Southwest Airlines has never been one for shying away from such things. The airline has always been beloved for their blue-collar, laid-back style. But their latest stunt, the announcement of an expansion of what they somehow claim to be a wildly popular in-flight concert series called “Live At 35”, in which live bands perform inflight for an unsuspecting group of passengers (let me repeat – fliers are completely unprepared for this), has hit the wrong key with many. At first I just thought I was being the curmudgeonly, bitter old flight attendant when every muscle in my body tensed up as I read about it, but reactions from the majority of the public seem to echo the same sentiment.

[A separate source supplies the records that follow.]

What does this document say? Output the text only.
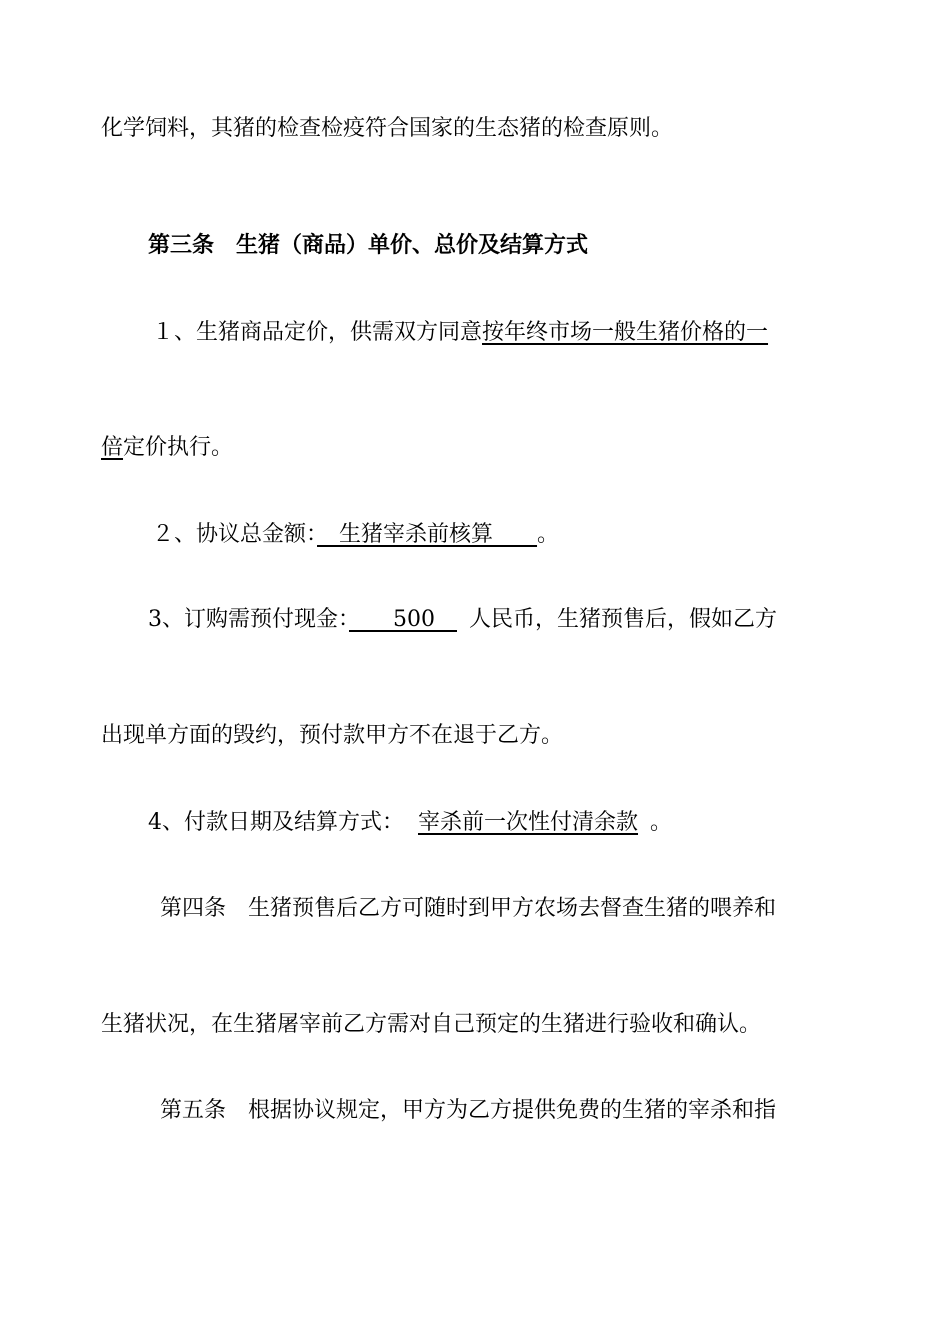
化学饲料，其猪的检查检疫符合国家的生态猪的检查原则。
第三条　生猪（商品）单价、总价及结算方式
１、生猪商品定价，供需双方同意按年终市场一般生猪价格的一
倍定价执行。
２、协议总金额：　生猪宰杀前核算　　。
3、订购需预付现金：　　500　人民币，生猪预售后，假如乙方
出现单方面的毁约，预付款甲方不在退于乙方。
4、付款日期及结算方式： 宰杀前一次性付清余款 。
第四条　生猪预售后乙方可随时到甲方农场去督查生猪的喂养和
生猪状况，在生猪屠宰前乙方需对自己预定的生猪进行验收和确认。
第五条　根据协议规定，甲方为乙方提供免费的生猪的宰杀和指
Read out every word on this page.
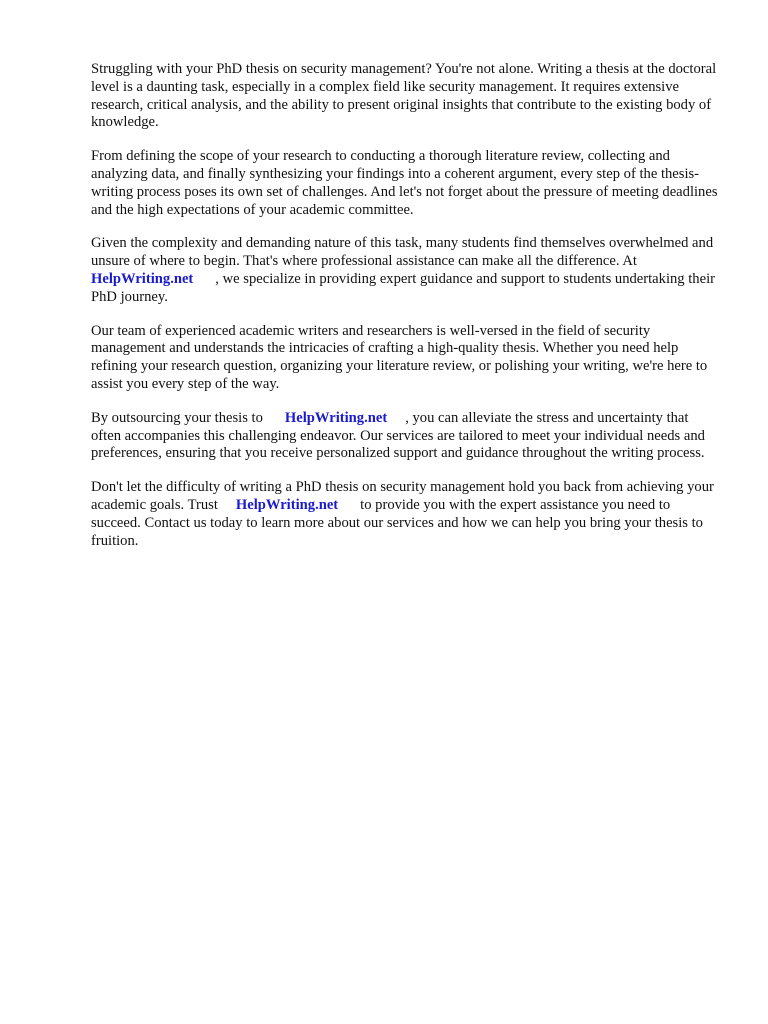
Struggling with your PhD thesis on security management? You're not alone. Writing a thesis at the doctoral level is a daunting task, especially in a complex field like security management. It requires extensive research, critical analysis, and the ability to present original insights that contribute to the existing body of knowledge.

From defining the scope of your research to conducting a thorough literature review, collecting and analyzing data, and finally synthesizing your findings into a coherent argument, every step of the thesis-writing process poses its own set of challenges. And let's not forget about the pressure of meeting deadlines and the high expectations of your academic committee.

Given the complexity and demanding nature of this task, many students find themselves overwhelmed and unsure of where to begin. That's where professional assistance can make all the difference. AtHelpWriting.net , we specialize in providing expert guidance and support to students undertaking their PhD journey.

Our team of experienced academic writers and researchers is well-versed in the field of security management and understands the intricacies of crafting a high-quality thesis. Whether you need help refining your research question, organizing your literature review, or polishing your writing, we're here to assist you every step of the way.

By outsourcing your thesis to HelpWriting.net , you can alleviate the stress and uncertainty that often accompanies this challenging endeavor. Our services are tailored to meet your individual needs and preferences, ensuring that you receive personalized support and guidance throughout the writing process.

Don't let the difficulty of writing a PhD thesis on security management hold you back from achieving your academic goals. Trust HelpWriting.net to provide you with the expert assistance you need to succeed. Contact us today to learn more about our services and how we can help you bring your thesis to fruition.
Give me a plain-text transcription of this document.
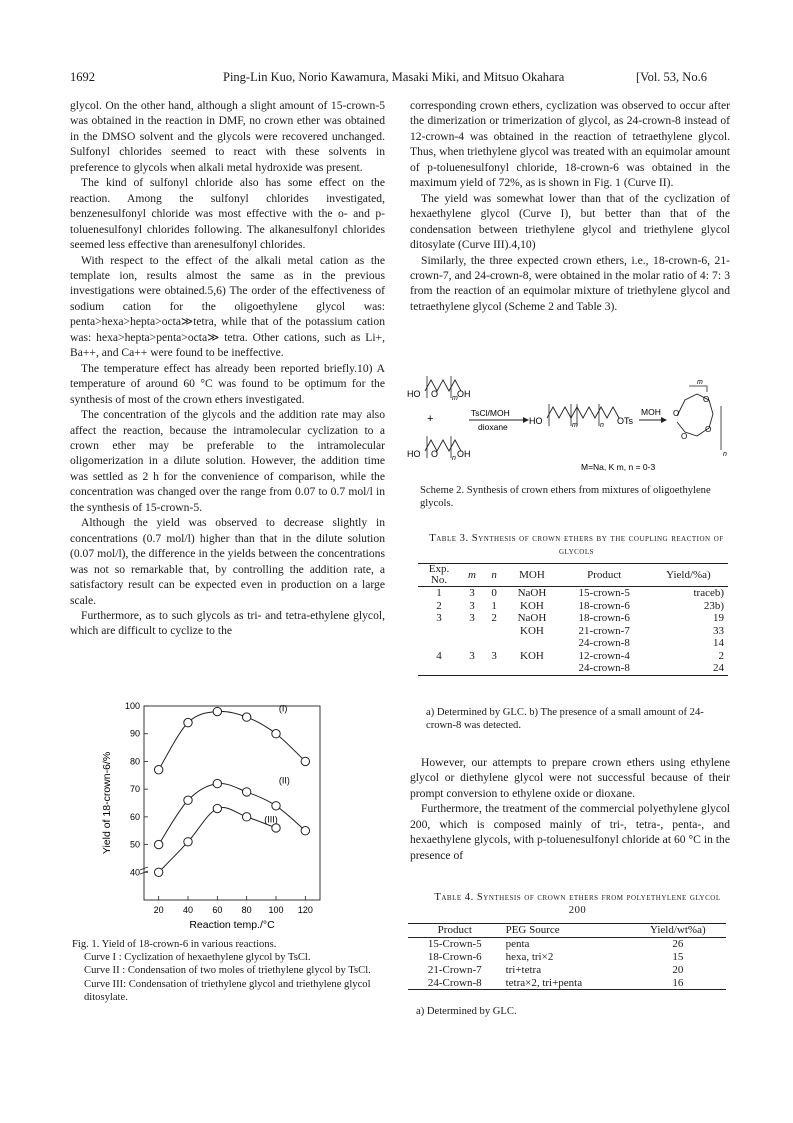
1692	Ping-Lin Kuo, Norio Kawamura, Masaki Miki, and Mitsuo Okahara	[Vol. 53, No.6

glycol. On the other hand, although a slight amount of 15-crown-5 was obtained in the reaction in DMF, no crown ether was obtained in the DMSO solvent and the glycols were recovered unchanged. Sulfonyl chlorides seemed to react with these solvents in preference to glycols when alkali metal hydroxide was present.

The kind of sulfonyl chloride also has some effect on the reaction. Among the sulfonyl chlorides investigated, benzenesulfonyl chloride was most effective with the o- and p-toluenesulfonyl chlorides following. The alkanesulfonyl chlorides seemed less effective than arenesulfonyl chlorides.

With respect to the effect of the alkali metal cation as the template ion, results almost the same as in the previous investigations were obtained.5,6) The order of the effectiveness of sodium cation for the oligoethylene glycol was: penta>hexa>hepta>octa≫tetra, while that of the potassium cation was: hexa>hepta>penta>octa≫ tetra. Other cations, such as Li+, Ba++, and Ca++ were found to be ineffective.

The temperature effect has already been reported briefly.10) A temperature of around 60 °C was found to be optimum for the synthesis of most of the crown ethers investigated.

The concentration of the glycols and the addition rate may also affect the reaction, because the intramolecular cyclization to a crown ether may be preferable to the intramolecular oligomerization in a dilute solution. However, the addition time was settled as 2 h for the convenience of comparison, while the concentration was changed over the range from 0.07 to 0.7 mol/l in the synthesis of 15-crown-5.

Although the yield was observed to decrease slightly in concentrations (0.7 mol/l) higher than that in the dilute solution (0.07 mol/l), the difference in the yields between the concentrations was not so remarkable that, by controlling the addition rate, a satisfactory result can be expected even in production on a large scale.

Furthermore, as to such glycols as tri- and tetra-ethylene glycol, which are difficult to cyclize to the

40
50
60
70
80
90
100
20 40 60 80 100 120
Reaction temp./°C
Yield of 18-crown-6/%
(I)
(II)
(III)
Fig. 1. Yield of 18-crown-6 in various reactions.
Curve I : Cyclization of hexaethylene glycol by TsCl.
Curve II : Condensation of two moles of triethylene glycol by TsCl.
Curve III: Condensation of triethylene glycol and triethylene glycol ditosylate.

corresponding crown ethers, cyclization was observed to occur after the dimerization or trimerization of glycol, as 24-crown-8 instead of 12-crown-4 was obtained in the reaction of tetraethylene glycol. Thus, when triethylene glycol was treated with an equimolar amount of p-toluenesulfonyl chloride, 18-crown-6 was obtained in the maximum yield of 72%, as is shown in Fig. 1 (Curve II).

The yield was somewhat lower than that of the cyclization of hexaethylene glycol (Curve I), but better than that of the condensation between triethylene glycol and triethylene glycol ditosylate (Curve III).4,10)

Similarly, the three expected crown ethers, i.e., 18-crown-6, 21-crown-7, and 24-crown-8, were obtained in the molar ratio of 4: 7: 3 from the reaction of an equimolar mixture of triethylene glycol and tetraethylene glycol (Scheme 2 and Table 3).

HO O m OH
+
HO O n OH
TsCl/MOH
dioxane
HO	m	n OTs
MOH O
O
O
O
m
n
M=Na, K m, n = 0-3
Scheme 2. Synthesis of crown ethers from mixtures of oligoethylene glycols.
Table 3. Synthesis of crown ethers by the coupling reaction of glycols
Exp. No.	m	n	MOH	Product	Yield/%a)
1	3	0	NaOH	15-crown-5	traceb)
2	3	1	KOH	18-crown-6	23b)
3	3	2	NaOH	18-crown-6	19
			KOH	21-crown-7	33
				24-crown-8	14
4	3	3	KOH	12-crown-4	2
				24-crown-8	24
a) Determined by GLC. b) The presence of a small amount of 24-crown-8 was detected.

However, our attempts to prepare crown ethers using ethylene glycol or diethylene glycol were not successful because of their prompt conversion to ethylene oxide or dioxane.

Furthermore, the treatment of the commercial polyethylene glycol 200, which is composed mainly of tri-, tetra-, penta-, and hexaethylene glycols, with p-toluenesulfonyl chloride at 60 °C in the presence of

Table 4. Synthesis of crown ethers from polyethylene glycol 200
Product	PEG Source	Yield/wt%a)
15-Crown-5	penta	26
18-Crown-6	hexa, tri×2	15
21-Crown-7	tri+tetra	20
24-Crown-8	tetra×2, tri+penta	16
a) Determined by GLC.
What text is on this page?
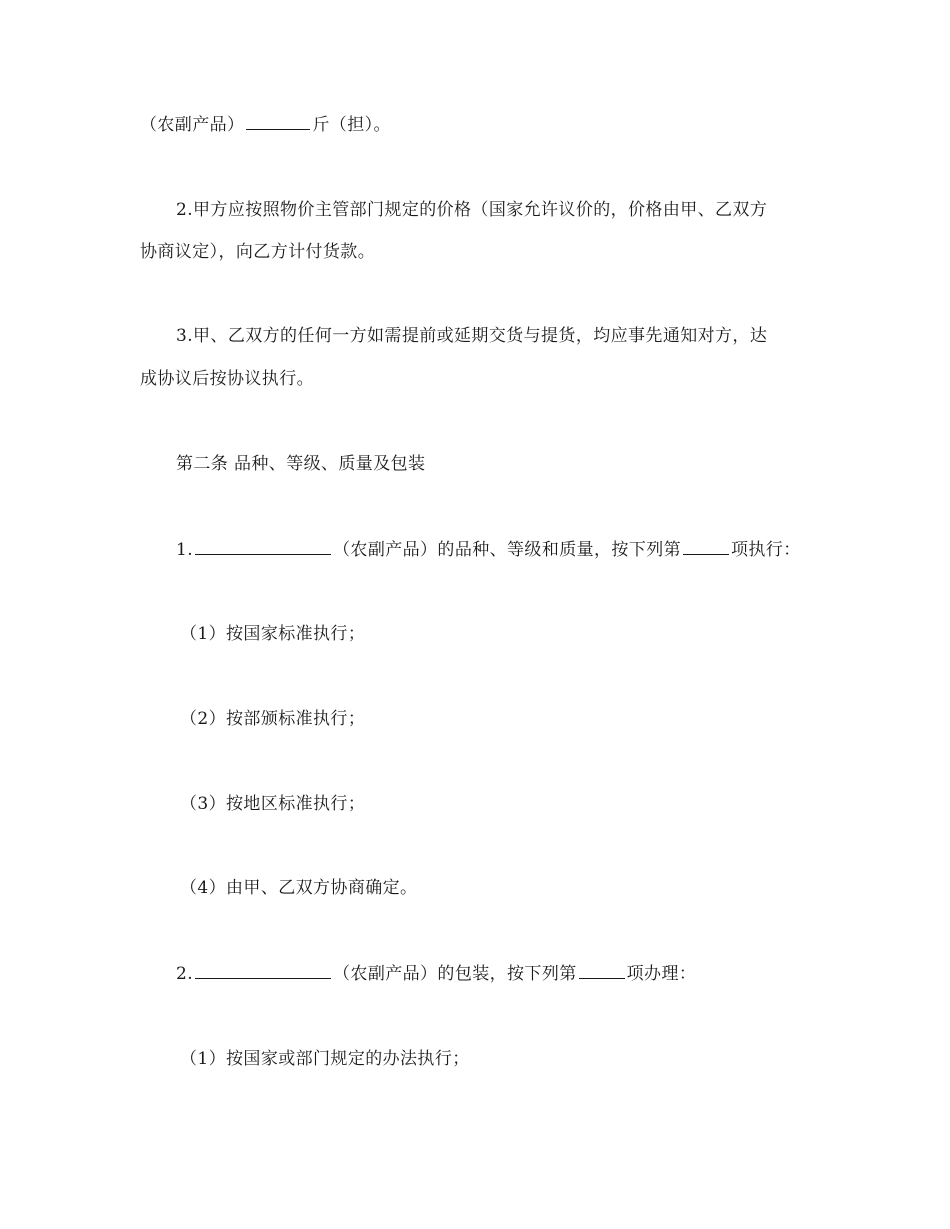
（农副产品）	斤（担）。
2.甲方应按照物价主管部门规定的价格（国家允许议价的，价格由甲、乙双方
协商议定），向乙方计付货款。
3.甲、乙双方的任何一方如需提前或延期交货与提货，均应事先通知对方，达
成协议后按协议执行。
第二条 品种、等级、质量及包装
1.	（农副产品）的品种、等级和质量，按下列第	项执行：
（1）按国家标准执行；
（2）按部颁标准执行；
（3）按地区标准执行；
（4）由甲、乙双方协商确定。
2.	（农副产品）的包装，按下列第	项办理：
（1）按国家或部门规定的办法执行；
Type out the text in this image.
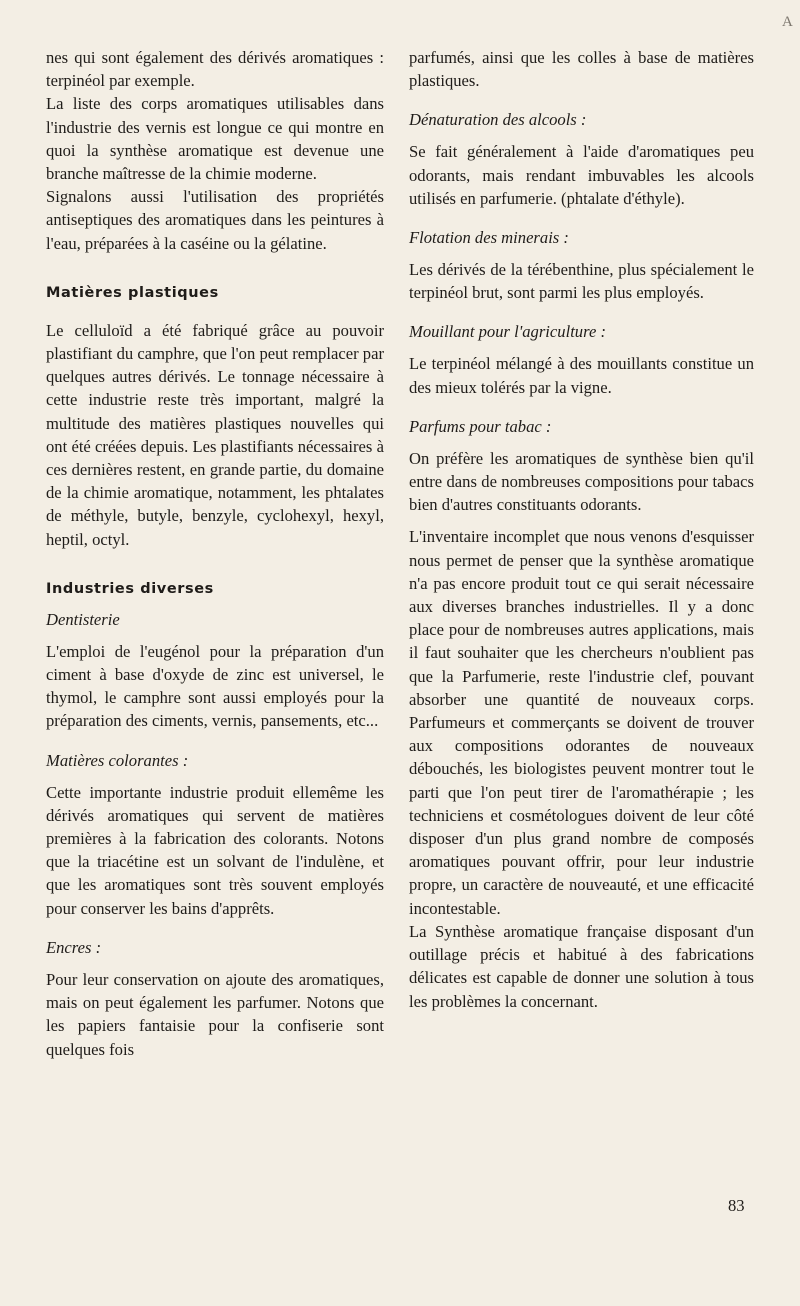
A

nes qui sont également des dérivés aromatiques : terpinéol par exemple.

La liste des corps aromatiques utilisables dans l'industrie des vernis est longue ce qui montre en quoi la synthèse aromatique est devenue une branche maîtresse de la chimie moderne.

Signalons aussi l'utilisation des propriétés antiseptiques des aromatiques dans les peintures à l'eau, préparées à la caséine ou la gélatine.

Matières plastiques

Le celluloïd a été fabriqué grâce au pouvoir plastifiant du camphre, que l'on peut remplacer par quelques autres dérivés. Le tonnage nécessaire à cette industrie reste très important, malgré la multitude des matières plastiques nouvelles qui ont été créées depuis. Les plastifiants nécessaires à ces dernières restent, en grande partie, du domaine de la chimie aromatique, notamment, les phtalates de méthyle, butyle, benzyle, cyclohexyl, hexyl, heptil, octyl.

Industries diverses
Dentisterie

L'emploi de l'eugénol pour la préparation d'un ciment à base d'oxyde de zinc est universel, le thymol, le camphre sont aussi employés pour la préparation des ciments, vernis, pansements, etc...

Matières colorantes :

Cette importante industrie produit ellemême les dérivés aromatiques qui servent de matières premières à la fabrication des colorants. Notons que la triacétine est un solvant de l'indulène, et que les aromatiques sont très souvent employés pour conserver les bains d'apprêts.

Encres :

Pour leur conservation on ajoute des aromatiques, mais on peut également les parfumer. Notons que les papiers fantaisie pour la confiserie sont quelques fois

parfumés, ainsi que les colles à base de matières plastiques.

Dénaturation des alcools :

Se fait généralement à l'aide d'aromatiques peu odorants, mais rendant imbuvables les alcools utilisés en parfumerie. (phtalate d'éthyle).

Flotation des minerais :

Les dérivés de la térébenthine, plus spécialement le terpinéol brut, sont parmi les plus employés.

Mouillant pour l'agriculture :

Le terpinéol mélangé à des mouillants constitue un des mieux tolérés par la vigne.

Parfums pour tabac :

On préfère les aromatiques de synthèse bien qu'il entre dans de nombreuses compositions pour tabacs bien d'autres constituants odorants.

L'inventaire incomplet que nous venons d'esquisser nous permet de penser que la synthèse aromatique n'a pas encore produit tout ce qui serait nécessaire aux diverses branches industrielles. Il y a donc place pour de nombreuses autres applications, mais il faut souhaiter que les chercheurs n'oublient pas que la Parfumerie, reste l'industrie clef, pouvant absorber une quantité de nouveaux corps. Parfumeurs et commerçants se doivent de trouver aux compositions odorantes de nouveaux débouchés, les biologistes peuvent montrer tout le parti que l'on peut tirer de l'aromathérapie ; les techniciens et cosmétologues doivent de leur côté disposer d'un plus grand nombre de composés aromatiques pouvant offrir, pour leur industrie propre, un caractère de nouveauté, et une efficacité incontestable.

La Synthèse aromatique française disposant d'un outillage précis et habitué à des fabrications délicates est capable de donner une solution à tous les problèmes la concernant.

83
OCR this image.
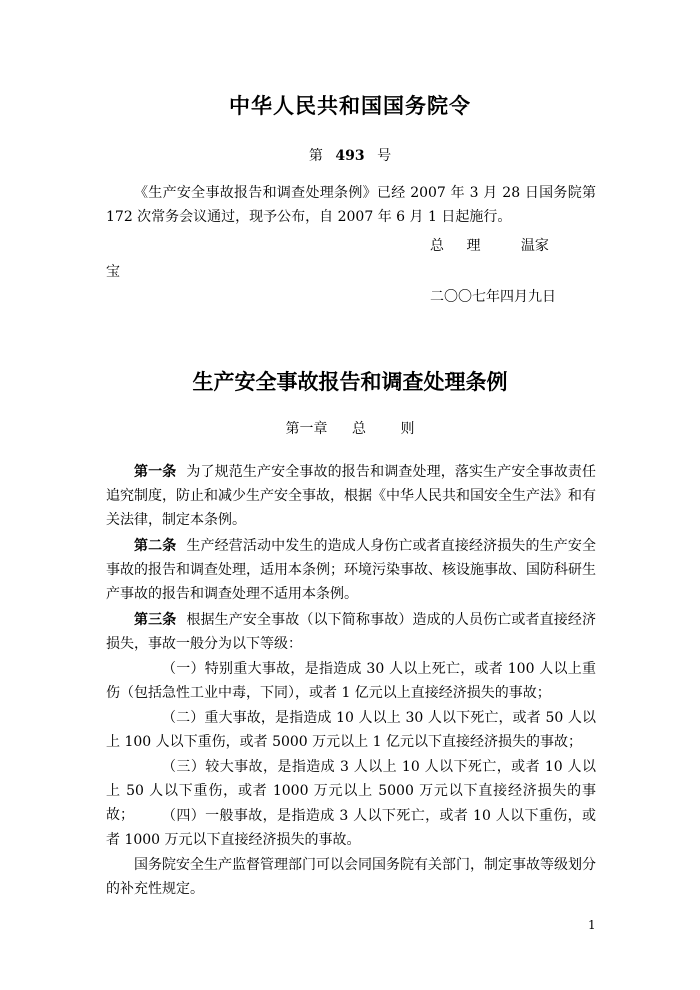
中华人民共和国国务院令
第 493 号
《生产安全事故报告和调查处理条例》已经 2007 年 3 月 28 日国务院第 172 次常务会议通过，现予公布，自 2007 年 6 月 1 日起施行。
总 理	温家
宝
二〇〇七年四月九日
生产安全事故报告和调查处理条例
第一章 总 则
第一条 为了规范生产安全事故的报告和调查处理，落实生产安全事故责任追究制度，防止和减少生产安全事故，根据《中华人民共和国安全生产法》和有关法律，制定本条例。
第二条 生产经营活动中发生的造成人身伤亡或者直接经济损失的生产安全事故的报告和调查处理，适用本条例；环境污染事故、核设施事故、国防科研生产事故的报告和调查处理不适用本条例。
第三条 根据生产安全事故（以下简称事故）造成的人员伤亡或者直接经济损失，事故一般分为以下等级：
（一）特别重大事故，是指造成 30 人以上死亡，或者 100 人以上重伤（包括急性工业中毒，下同），或者 1 亿元以上直接经济损失的事故；
（二）重大事故，是指造成 10 人以上 30 人以下死亡，或者 50 人以上 100 人以下重伤，或者 5000 万元以上 1 亿元以下直接经济损失的事故；
（三）较大事故，是指造成 3 人以上 10 人以下死亡，或者 10 人以上 50 人以下重伤，或者 1000 万元以上 5000 万元以下直接经济损失的事故；	（四）一般事故，是指造成 3 人以下死亡，或者 10 人以下重伤，或者 1000 万元以下直接经济损失的事故。
国务院安全生产监督管理部门可以会同国务院有关部门，制定事故等级划分的补充性规定。
1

I wish the marketing departments of airlines would at least consult the flight attendants for some insight as to how things like this might go down with passengers, since we are the ones who hear from them directly what they want and, most importantly, don’t want. Years ago, at my own airline, I ineffectively tried to steer a much less offensive stunt to go off a more practically. It was merely that the marketing department had tchotchkes to give away, and my crew and I wanted to give them away during the flight, just prior to descent, as this would give them time to ask questions about the program being promoted and also simply to have time to put the goodies into their carry on bags. The idea was politely rebuffed as the team wanted to connect personally with the passengers after the flight, and they instead stood in the jetbridge on arrival trying to hand things to now completely uninterested people who nearly knocked them down as they ran off the plane.
Now obviously a T-shirt and pen giveaway is not even on the same planet as an in-flight ear assault, but I can’t imagine there have been any flight attendants who would been pumped on the idea. Besides the obvious point, being that passengers (and crew) will be held captive by “Live At 35” and subject to an unavoidable music set whether they like it or not, what about the practical issues – how will the flight attendants provide service? What if there’s a medical emergency, and they aren’t able to hear a call button ringing or someone calling for help? Will the pilots have to interrupt the set to use the lavatory, since the front of the cabin will have to be secured for them to leave the cockpit? (“So this next one’s called – oh, what’s that? Okay, sorry guys, Captain Dirk’s had a little too much coffee, be back in a few.”)
And what if you bought a ticket because you’re going to the funeral of a beloved family member? Or you’re a new mom who has not slept all night and looked forward to taking a quick nap onboard? Better yet – imagine having a baby with you that has finally fallen asleep and now there’s suddenly an airplane band jangling away a rousing bluegrass cover of Eric Clapton’s “Tears In Heaven”? I would love to know the statistics on how many assaults take place on these flights.
I do applaud Southwest for being innovative. Not enough airlines are. But unless Gwar will be performing in full heavy metal regalia shooting fake blood on everyone en route to Des Moines, I think Southwest ought to ground this idea before it ever takes off.